Here is an example of the contents of the blast.csv file:

qseqid sseqid sgi qlen slen length qstart qend sstart send evalue bitscore pident nident sstrand
KX505501.1 Ref.B.FR.83.HXB2_LAI_IIIB_BRU.K03455.CfE 0 1997 9718 1751 1 1746 455 2202 0.0 2186 93.946 1645 plus
KX505501.1 Ref.B.FR.83.HXB2_LAI_IIIB_BRU.K03455.CfE 0 1997 9718 251 1747 1997 301 550 1.84e-85 312 93.625 235 plus

Field descriptions

  • qseqid - The identifier or name for the sequence (same as in the input FASTA file)
  • sseqid - Means subject Seq-id.

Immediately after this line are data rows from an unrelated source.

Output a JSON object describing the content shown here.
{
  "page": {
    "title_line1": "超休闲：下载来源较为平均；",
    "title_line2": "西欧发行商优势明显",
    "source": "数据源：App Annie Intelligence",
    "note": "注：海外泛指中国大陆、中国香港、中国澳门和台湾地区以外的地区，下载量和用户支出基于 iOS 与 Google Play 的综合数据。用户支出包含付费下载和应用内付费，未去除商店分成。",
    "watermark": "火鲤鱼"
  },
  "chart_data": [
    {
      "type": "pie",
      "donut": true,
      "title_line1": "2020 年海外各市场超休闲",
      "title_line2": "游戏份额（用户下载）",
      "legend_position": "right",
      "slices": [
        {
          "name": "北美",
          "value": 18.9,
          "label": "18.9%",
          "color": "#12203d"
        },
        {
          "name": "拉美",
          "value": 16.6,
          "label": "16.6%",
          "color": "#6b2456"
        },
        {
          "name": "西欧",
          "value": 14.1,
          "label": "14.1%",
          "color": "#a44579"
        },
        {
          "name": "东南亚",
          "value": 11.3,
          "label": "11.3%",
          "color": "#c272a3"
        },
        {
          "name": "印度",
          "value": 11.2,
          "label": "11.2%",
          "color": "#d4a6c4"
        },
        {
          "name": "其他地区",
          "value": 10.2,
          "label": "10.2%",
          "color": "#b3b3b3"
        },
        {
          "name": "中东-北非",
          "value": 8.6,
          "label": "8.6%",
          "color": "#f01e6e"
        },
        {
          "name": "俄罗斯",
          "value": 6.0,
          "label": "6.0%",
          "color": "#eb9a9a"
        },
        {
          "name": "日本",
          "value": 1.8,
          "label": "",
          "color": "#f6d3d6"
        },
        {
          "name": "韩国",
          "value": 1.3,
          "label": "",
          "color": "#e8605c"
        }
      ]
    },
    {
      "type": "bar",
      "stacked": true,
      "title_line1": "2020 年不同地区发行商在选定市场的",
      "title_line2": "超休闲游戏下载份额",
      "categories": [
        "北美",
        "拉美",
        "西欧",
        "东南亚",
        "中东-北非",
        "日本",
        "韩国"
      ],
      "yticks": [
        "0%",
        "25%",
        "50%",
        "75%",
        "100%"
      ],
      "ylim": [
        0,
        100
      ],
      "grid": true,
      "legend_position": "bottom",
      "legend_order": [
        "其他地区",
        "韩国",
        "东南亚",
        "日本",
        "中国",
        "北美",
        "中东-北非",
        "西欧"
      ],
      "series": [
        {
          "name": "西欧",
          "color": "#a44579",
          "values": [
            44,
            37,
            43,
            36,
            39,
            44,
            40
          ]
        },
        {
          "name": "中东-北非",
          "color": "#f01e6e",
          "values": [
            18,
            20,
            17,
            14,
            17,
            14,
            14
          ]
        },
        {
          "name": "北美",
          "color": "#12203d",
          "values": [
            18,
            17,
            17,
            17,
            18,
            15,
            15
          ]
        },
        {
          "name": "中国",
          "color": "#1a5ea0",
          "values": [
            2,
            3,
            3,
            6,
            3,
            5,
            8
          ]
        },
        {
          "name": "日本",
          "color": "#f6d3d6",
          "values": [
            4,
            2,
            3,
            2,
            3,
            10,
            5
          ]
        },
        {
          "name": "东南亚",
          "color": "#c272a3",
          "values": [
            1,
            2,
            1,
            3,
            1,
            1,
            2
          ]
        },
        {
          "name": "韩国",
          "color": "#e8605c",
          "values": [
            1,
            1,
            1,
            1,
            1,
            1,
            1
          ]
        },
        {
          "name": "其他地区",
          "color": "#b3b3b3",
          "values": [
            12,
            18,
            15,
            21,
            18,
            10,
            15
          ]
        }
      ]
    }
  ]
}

In our case, it’s the subtype’s sequence id and its the same as inferred_subtype of holistic.csv
  • sgi - Means subject GI
  • qlen - Length of the query sequence
  • slen - Means subject sequence length
  • length - Means alignment length
  • qstart - Means start of alignment in query
  • qend - Means end of alignment in query
  • sstart - Means start of alignment in subject
  • send - Means end of alignment in subject
  • evalue - Means expect value
  • bitscore - Means bit score
  • pident - Means percentage of identical matches
  • nident - Means number of identical matches
  • sstrand - Means subject strand

Consult BLASTn documentation for more details on these values.